Since the black linen/rayon blend provides such a nice contrast to the colorful applique, I sewed these animals on as if they are tumbling down from G-d's own hand to find a place in this part of the universe. I like the way the colors really stand out.

The back of the jacket shows a styelized(spelling?) Tree of Life giving this art to wear a hint of Genesis 1:1.

One of the things I did to this pattern before I made this jacket was to take it apart so I could sew together blocks of contrasting color.

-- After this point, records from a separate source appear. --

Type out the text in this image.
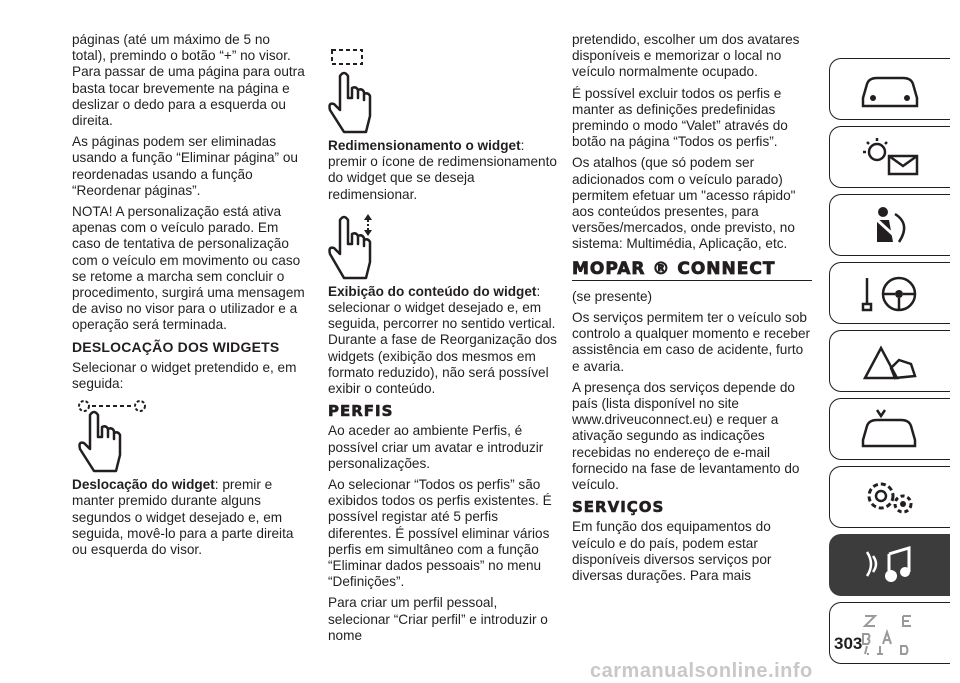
páginas (até um máximo de 5 no total), premindo o botão “+” no visor. Para passar de uma página para outra basta tocar brevemente na página e deslizar o dedo para a esquerda ou direita.

As páginas podem ser eliminadas usando a função “Eliminar página” ou reordenadas usando a função “Reordenar páginas”.

NOTA! A personalização está ativa apenas com o veículo parado. Em caso de tentativa de personalização com o veículo em movimento ou caso se retome a marcha sem concluir o procedimento, surgirá uma mensagem de aviso no visor para o utilizador e a operação será terminada.

DESLOCAÇÃO DOS WIDGETS

Selecionar o widget pretendido e, em seguida:

Deslocação do widget: premir e manter premido durante alguns segundos o widget desejado e, em seguida, movê-lo para a parte direita ou esquerda do visor.

Redimensionamento o widget: premir o ícone de redimensionamento do widget que se deseja redimensionar.

Exibição do conteúdo do widget: selecionar o widget desejado e, em seguida, percorrer no sentido vertical. Durante a fase de Reorganização dos widgets (exibição dos mesmos em formato reduzido), não será possível exibir o conteúdo.

PERFIS

Ao aceder ao ambiente Perfis, é possível criar um avatar e introduzir personalizações.

Ao selecionar “Todos os perfis” são exibidos todos os perfis existentes. É possível registar até 5 perfis diferentes. É possível eliminar vários perfis em simultâneo com a função “Eliminar dados pessoais” no menu “Definições”.

Para criar um perfil pessoal, selecionar “Criar perfil” e introduzir o nome

pretendido, escolher um dos avatares disponíveis e memorizar o local no veículo normalmente ocupado.

É possível excluir todos os perfis e manter as definições predefinidas premindo o modo “Valet” através do botão na página “Todos os perfis”.

Os atalhos (que só podem ser adicionados com o veículo parado) permitem efetuar um "acesso rápido" aos conteúdos presentes, para versões/mercados, onde previsto, no sistema: Multimédia, Aplicação, etc.

MOPAR ® CONNECT

(se presente)

Os serviços permitem ter o veículo sob controlo a qualquer momento e receber assistência em caso de acidente, furto e avaria.

A presença dos serviços depende do país (lista disponível no site www.driveuconnect.eu) e requer a ativação segundo as indicações recebidas no endereço de e-mail fornecido na fase de levantamento do veículo.

SERVIÇOS

Em função dos equipamentos do veículo e do país, podem estar disponíveis diversos serviços por diversas durações. Para mais

303
carmanualsonline.info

Of course the front is easy, just cut one of each side from two different colors. For the back, I made two half patterns by adding a 5/8 inch seam to the middle fold line. I did the same thing with the sleeves. I folded them in half and made a half pattern with a 5/8 inche seam along the top edge.

Since this is such a easy fit pattern, I didn't have to worry about how the sleeve would sew into the front and back. It's not at all fitted, so it sews in perfectly if you add the sleeve right after you sew together the front and back at the shoulder.

To add more color and to make the thing look more rustic, I sewed all the seams facing the outside and finished them off with red thread in my serger. This took a little planning because I am so used to sewing everything right sides together. In fact, this was one of the few projects that I actually planned out before I cut and sewed. I did sew the facings on in the standard fashion, but I used red thread to top stitch all around.

When cutting, I had to make sure the colors would be opposite when the parts were sewn together. I drew out the jacket on a piece of paper and then numbered the pattern before I cut out each piece. That will save me time in the future when I want to make another version of this piece.

This is a closeup of the sleeve cuff. After folding it up, I added this heart applique to keep it up and I really am proud of myself... I didn't fold over the patch, I just sewed it on as is. As it frays it will be more "interesting".

Even my husband was surprised to see all of these unfinished edges. With threads already coming loose, he said, "Did you mean to do it like that?"

Mission Accomplished!

Thursday, January 24, 2008

Animal Applique Skirt

It seems I am now obsessed with applique.

This bias A-line skirt is a nice linen/rayon blend that is really easy to sew. I've made several of this McCall's 2172 and I like it because it's a bit narrower at the hem than McCall's 2255.

This is the front.

My usual approach to things is to try to make whatever it is in the usual way; neat, clean- edged and perfect. No messy, untrained or unkempt look to the project at all.

However, this past year or two I have been trying my darndest to loosen up! This skirt is one of those projects. Instead of trying to applique these animals onto the skirt itself, I just slapped them on some gorgeous batik rectangles and zigzagged in a loose stitch setting.

This is the back of the skirt.

One pass around the unturned edges with an open zigzag is really enough to keep the applique in place. And, it takes a whole lot less time to get each motif done. Nice!

After I had a pile of animals sewn onto the four different batik prints, I just sewed them onto the skirt with a straight stitch. I didn't even hem the rectangles.

I am so proud of myself! I am letting these fabric squares ravel and wrinkle and just do what soft cotton fabric likes to do.
And, boy oh boy, do I like this skirt?


It looks almost as if a newbie made it and that is just what I was going for.